Public health officers across the U.S. Public Health Service are resigning rather than accept orders to deploy to Guantánamo Bay to care for immigrants detained there. Their decisions follow accounts from officers who already served at the base and described chaotic assignments, long waits for basic lab work, and the psychological strain of treating men held in high-security blocks. For a corps that also serves as a surge medical response force, the wave of departures is both an ethical dilemma and a practical hit to federal public health readiness.
In reporting by KFF Health News, nurses including Rebekah Stewart and Dena Bushman said they chose to resign rather than be sent to Guantánamo. Stewart told the outlet she "pleaded with the coordinating office" before quitting after a decade of service. Officers interviewed said they were not fully briefed on what the assignments would entail and feared their work would effectively help facilitate the administration's immigration operation. They also described operational headaches, such as tests that took far longer to process than they would in the United States.
What Officers Describe On Base
Those who worked on the base said migrants were held in both low-security barracks and Camp 6, a dark, high-security block with little natural light, according to reporting by the Miami Herald. Clinicians reported that a limited Navy hospital and complex, multiagency logistics meant routine lab results and specialist consults could be delayed for days or even weeks. Officers told reporters that screening protocols excluded some older or chronically ill people before transfer, but that emergency medical evacuations back to Florida were still sometimes needed.
A Small Corps With Big Demands
The Public Health Service is comparatively small, with about 5,000 uniformed, non-combatant officers by most counts, and a recent spate of departures has sharpened concerns about capacity, reporting by NPR and local outlets shows. One local report said roughly 340 officers left the service last year, many citing moral distress tied to detention-related assignments. Leaders warn that every clinician who walks away shrinks the surge bench the federal government relies on for hurricanes, outbreaks, and other large-scale emergencies.

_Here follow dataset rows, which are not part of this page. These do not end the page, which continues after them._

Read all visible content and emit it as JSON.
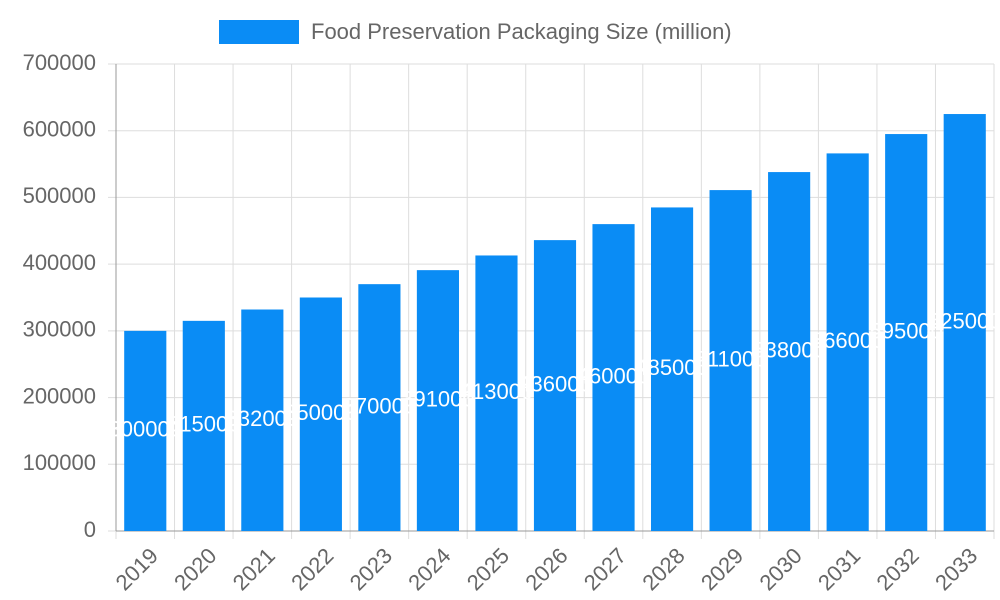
{
  "chart_data": {
    "type": "bar",
    "categories": [
      "2019",
      "2020",
      "2021",
      "2022",
      "2023",
      "2024",
      "2025",
      "2026",
      "2027",
      "2028",
      "2029",
      "2030",
      "2031",
      "2032",
      "2033"
    ],
    "series": [
      {
        "name": "Food Preservation Packaging Size (million)",
        "color": "#0a8cf5",
        "values": [
          300000,
          315000,
          332000,
          350000,
          370000,
          391000,
          413000,
          436000,
          460000,
          485000,
          511000,
          538000,
          566000,
          595000,
          625000
        ]
      }
    ],
    "ylim": [
      0,
      700000
    ],
    "yticks": [
      0,
      100000,
      200000,
      300000,
      400000,
      500000,
      600000,
      700000
    ],
    "grid": true,
    "legend": "top",
    "data_labels": true
  }
}
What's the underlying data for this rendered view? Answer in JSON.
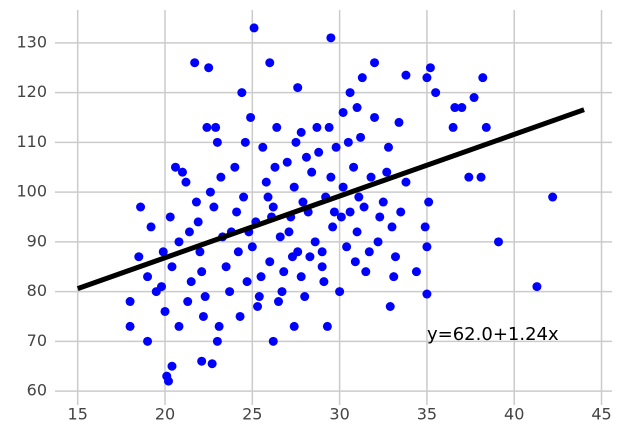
{
  "chart_data": {
    "type": "scatter",
    "series": [
      {
        "color": "blue",
        "x": [
          25.1,
          29.5,
          21.7,
          22.5,
          26,
          32,
          35.2,
          33.8,
          31.3,
          35,
          38.2,
          27.6,
          24.4,
          30.6,
          35.5,
          37.7,
          37,
          36.6,
          31,
          30.2,
          36.5,
          38.4,
          18.6,
          18,
          18,
          19,
          20.1,
          20.2,
          20.4,
          22.1,
          22.7,
          23,
          26.2,
          27.4,
          29.3,
          32.9,
          35,
          41.3,
          42.2,
          39.1,
          37.4,
          38.1,
          35.1,
          35,
          34.4,
          34.9,
          33.1,
          33.5,
          33.8,
          18.5,
          19,
          19.5,
          19.9,
          20,
          20.3,
          20.6,
          21,
          21.2,
          20.8,
          21.5,
          21.9,
          22,
          22.3,
          22.4,
          22.8,
          23,
          23.2,
          23.5,
          23.8,
          24,
          24.2,
          24.5,
          24.7,
          24.9,
          25.2,
          25.4,
          25.6,
          25.8,
          26,
          26.2,
          26.4,
          26.6,
          26.8,
          27,
          27.2,
          27.4,
          27.6,
          27.8,
          28,
          28.2,
          28.4,
          28.6,
          28.8,
          29,
          29.2,
          29.4,
          29.6,
          29.8,
          30,
          30.2,
          30.4,
          30.6,
          30.8,
          31,
          31.2,
          31.5,
          31.8,
          32,
          32.2,
          32.5,
          32.8,
          33,
          33.2,
          33.4,
          19.2,
          20.4,
          21.4,
          22.1,
          22.6,
          23.3,
          23.7,
          24.1,
          24.6,
          25,
          25.5,
          25.9,
          26.3,
          26.7,
          27.1,
          27.5,
          27.9,
          28.3,
          28.7,
          29.1,
          29.5,
          30.1,
          30.5,
          31.1,
          31.7,
          32.3,
          20.8,
          21.3,
          22.2,
          23.1,
          24.3,
          25.3,
          26.5,
          27.8,
          29,
          30.9,
          21.8,
          22.9,
          24.8,
          26.1,
          27.3,
          28.1,
          29.7,
          31.4,
          32.7,
          19.8
        ],
        "values": [
          133,
          131,
          126,
          125,
          126,
          126,
          125,
          123.5,
          123,
          123,
          123,
          121,
          120,
          120,
          120,
          119,
          117,
          117,
          117,
          116,
          113,
          113,
          97,
          78,
          73,
          70,
          63,
          62,
          65,
          66,
          65.5,
          70,
          70,
          73,
          73,
          77,
          79.5,
          81,
          99,
          90,
          103,
          103,
          98,
          89,
          84,
          93,
          83,
          96,
          102,
          87,
          83,
          80,
          88,
          76,
          95,
          105,
          104,
          102,
          90,
          82,
          94,
          88,
          79,
          113,
          97,
          110,
          103,
          85,
          92,
          105,
          88,
          99,
          82,
          115,
          94,
          79,
          109,
          102,
          86,
          97,
          113,
          91,
          84,
          106,
          95,
          101,
          88,
          112,
          79,
          96,
          104,
          90,
          108,
          85,
          99,
          113,
          93,
          109,
          80,
          101,
          89,
          96,
          105,
          92,
          111,
          84,
          103,
          115,
          90,
          98,
          109,
          93,
          87,
          114,
          93,
          85,
          92,
          84,
          100,
          91,
          80,
          96,
          110,
          89,
          83,
          99,
          105,
          80,
          92,
          110,
          98,
          87,
          113,
          82,
          103,
          95,
          110,
          99,
          88,
          95,
          73,
          78,
          75,
          73,
          75,
          77,
          78,
          83,
          88,
          86,
          98,
          113,
          92,
          95,
          87,
          107,
          96,
          97,
          104,
          81
        ]
      }
    ],
    "fit_line": {
      "color": "black",
      "x": [
        15,
        44
      ],
      "values": [
        80.6,
        116.56
      ]
    },
    "annotation": "y=62.0+1.24x",
    "xlim": [
      13.7,
      45.6
    ],
    "ylim": [
      57.2,
      136.6
    ],
    "xticks": [
      15,
      20,
      25,
      30,
      35,
      40,
      45
    ],
    "yticks": [
      60,
      70,
      80,
      90,
      100,
      110,
      120,
      130
    ],
    "grid": true
  }
}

Costs And Policy Tradeoffs
Keeping detainees on an offshore military base is also expensive and logistically fraught. Outlets have cited a 2025 Washington Post analysis that put the cost at roughly $16,500 per detainee per day, and Congress has moved unprecedented sums toward immigration enforcement that expand ICE's detention capacity, according to TIME. Officers say those policy choices corner clinicians into difficult tradeoffs between following deployment orders and providing timely, evidence-based care.
Legal Challenges
Civil-rights groups have already taken legal aim at the Guantánamo transfers. The ACLU and partner organizations sued to demand phone, video, and in-person access to migrants flown to the base, arguing detainees were being held "incommunicado," a development first reported by Reuters and republished by VOA. The lawsuits raise constitutional and due-process questions about holding civil immigration detainees outside the continental United States.

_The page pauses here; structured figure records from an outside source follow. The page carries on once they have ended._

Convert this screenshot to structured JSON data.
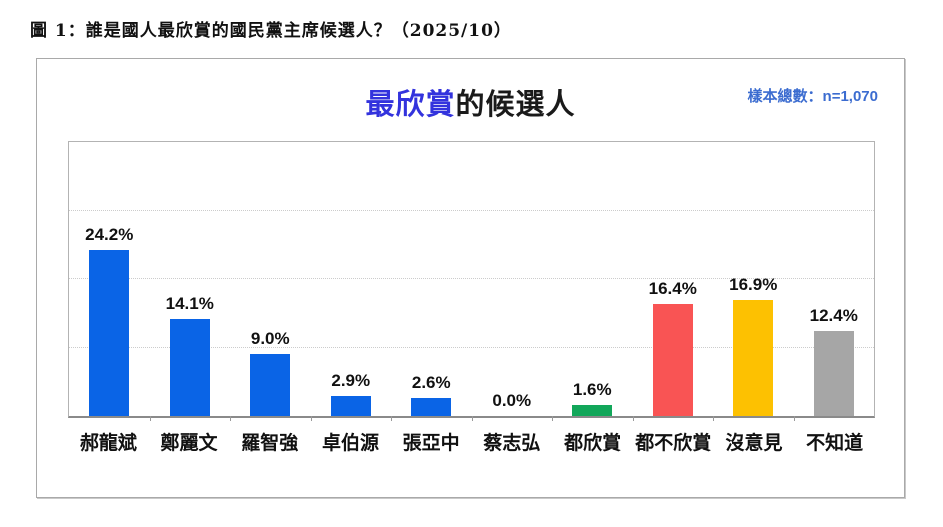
{
  "page": {
    "caption": "圖 1：誰是國人最欣賞的國民黨主席候選人？（2025/10）"
  },
  "chart": {
    "title_highlight": "最欣賞",
    "title_rest": "的候選人",
    "sample_note": "樣本總數：n=1,070",
    "colors": {
      "title_highlight": "#3333dd",
      "sample_note": "#3b6cd0",
      "blue_bar": "#0a64e6",
      "green_bar": "#12a75a",
      "red_bar": "#f95454",
      "yellow_bar": "#fdc101",
      "gray_bar": "#a6a6a6"
    }
  },
  "chart_data": {
    "type": "bar",
    "title": "最欣賞的候選人",
    "subtitle": "樣本總數：n=1,070",
    "categories": [
      "郝龍斌",
      "鄭麗文",
      "羅智強",
      "卓伯源",
      "張亞中",
      "蔡志弘",
      "都欣賞",
      "都不欣賞",
      "沒意見",
      "不知道"
    ],
    "values": [
      24.2,
      14.1,
      9.0,
      2.9,
      2.6,
      0.0,
      1.6,
      16.4,
      16.9,
      12.4
    ],
    "value_labels": [
      "24.2%",
      "14.1%",
      "9.0%",
      "2.9%",
      "2.6%",
      "0.0%",
      "1.6%",
      "16.4%",
      "16.9%",
      "12.4%"
    ],
    "bar_colors": [
      "#0a64e6",
      "#0a64e6",
      "#0a64e6",
      "#0a64e6",
      "#0a64e6",
      "#0a64e6",
      "#12a75a",
      "#f95454",
      "#fdc101",
      "#a6a6a6"
    ],
    "xlabel": "",
    "ylabel": "",
    "ylim": [
      0,
      40
    ],
    "gridlines": [
      10,
      20,
      30
    ],
    "grid_style": "dotted",
    "legend": "none"
  }
}
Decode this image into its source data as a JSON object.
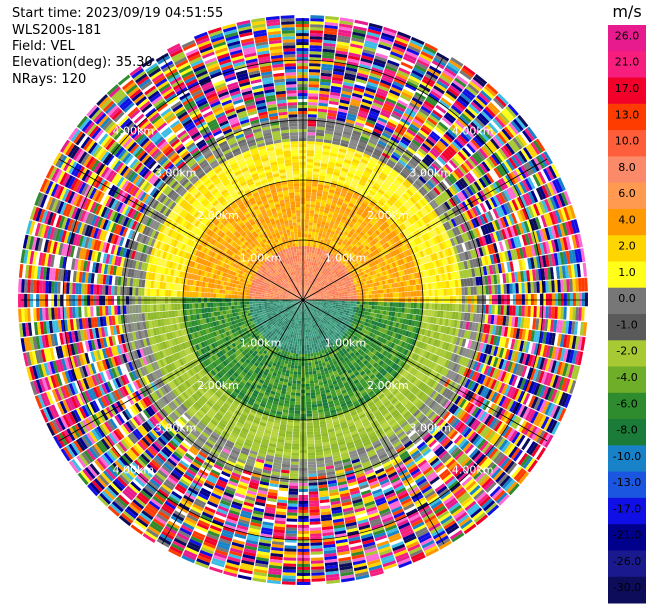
{
  "header": {
    "start_time": "Start time: 2023/09/19 04:51:55",
    "instrument": "WLS200s-181",
    "field": "Field: VEL",
    "elevation": "Elevation(deg): 35.30",
    "nrays": "NRays: 120"
  },
  "colorbar": {
    "unit": "m/s",
    "ticks": [
      "26.0",
      "21.0",
      "17.0",
      "13.0",
      "10.0",
      "8.0",
      "6.0",
      "4.0",
      "2.0",
      "1.0",
      "0.0",
      "-1.0",
      "-2.0",
      "-4.0",
      "-6.0",
      "-8.0",
      "-10.0",
      "-13.0",
      "-17.0",
      "-21.0",
      "-26.0",
      "-30.0"
    ],
    "colors": [
      "#e81b8e",
      "#f71e7e",
      "#f2002a",
      "#ff3c00",
      "#ff5e3a",
      "#fb8a6a",
      "#ff9a50",
      "#ff9900",
      "#ffd500",
      "#ffff1a",
      "#777777",
      "#5a5a5a",
      "#a7c933",
      "#6fae28",
      "#2e8b2e",
      "#1b7c3a",
      "#1882c8",
      "#1a56e0",
      "#1010e6",
      "#00008c",
      "#1a1a8e",
      "#0c0c5a"
    ]
  },
  "chart_data": {
    "type": "heatmap",
    "projection": "polar PPI",
    "field": "VEL",
    "nrays": 120,
    "range_ring_labels": [
      "1.00km",
      "2.00km",
      "3.00km",
      "4.00km"
    ],
    "range_rings_km": [
      1,
      2,
      3,
      4
    ],
    "max_range_km": 4.7,
    "bands": [
      {
        "max_km": 0.9,
        "north": "orange-red",
        "south": "teal"
      },
      {
        "max_km": 2.0,
        "north": "orange-yellow",
        "south": "green"
      },
      {
        "max_km": 2.6,
        "north": "yellow",
        "south": "yellow-green"
      },
      {
        "max_km": 3.0,
        "north": "gray",
        "south": "gray-green"
      },
      {
        "max_km": 4.7,
        "north": "noise",
        "south": "noise"
      }
    ]
  }
}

What Public Health Leaders Warn
Public health experts say the resignations could ripple far beyond Guantánamo. The USPHS Commissioned Corps is treated as a deployable federal asset in disaster response, and sustained attrition means fewer clinicians available to staff shelters, mass-casualty responses, and outbreak investigations, according to a Congressional Research Service overview. Local reporting and public health advocates argue that policymakers need to reckon with the human and operational costs of using scarce clinical staff to support detention operations instead of traditional emergency missions. The debate now centers on whether enforcement priorities are racing ahead of the nation's ability to guarantee humane, timely medical care.

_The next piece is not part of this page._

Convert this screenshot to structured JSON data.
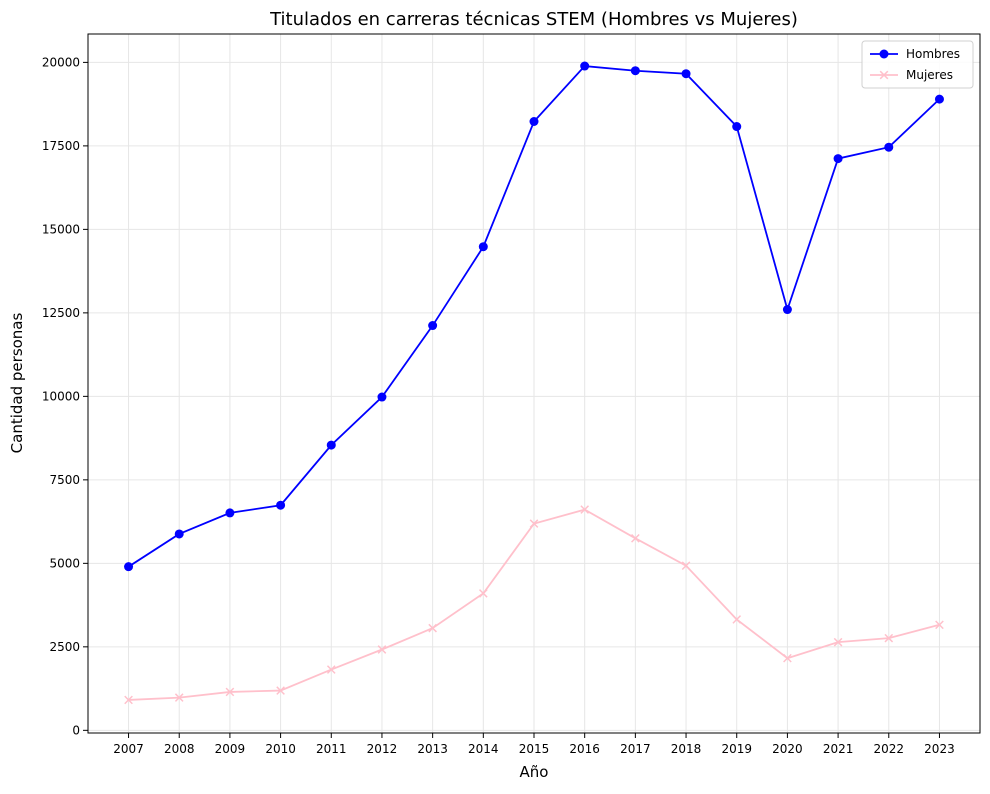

"I couldn't reconcile serving in a job that requires me to be complicit in this operation," one nurse told reporters, and others echoed that sense of moral compromise, the Miami Herald reported. For clinicians caught in that bind, the choice is stark and personal: stay and try to change things from within, or walk away from a uniformed career that, for decades, was more closely associated with disaster relief and disease control than with detention.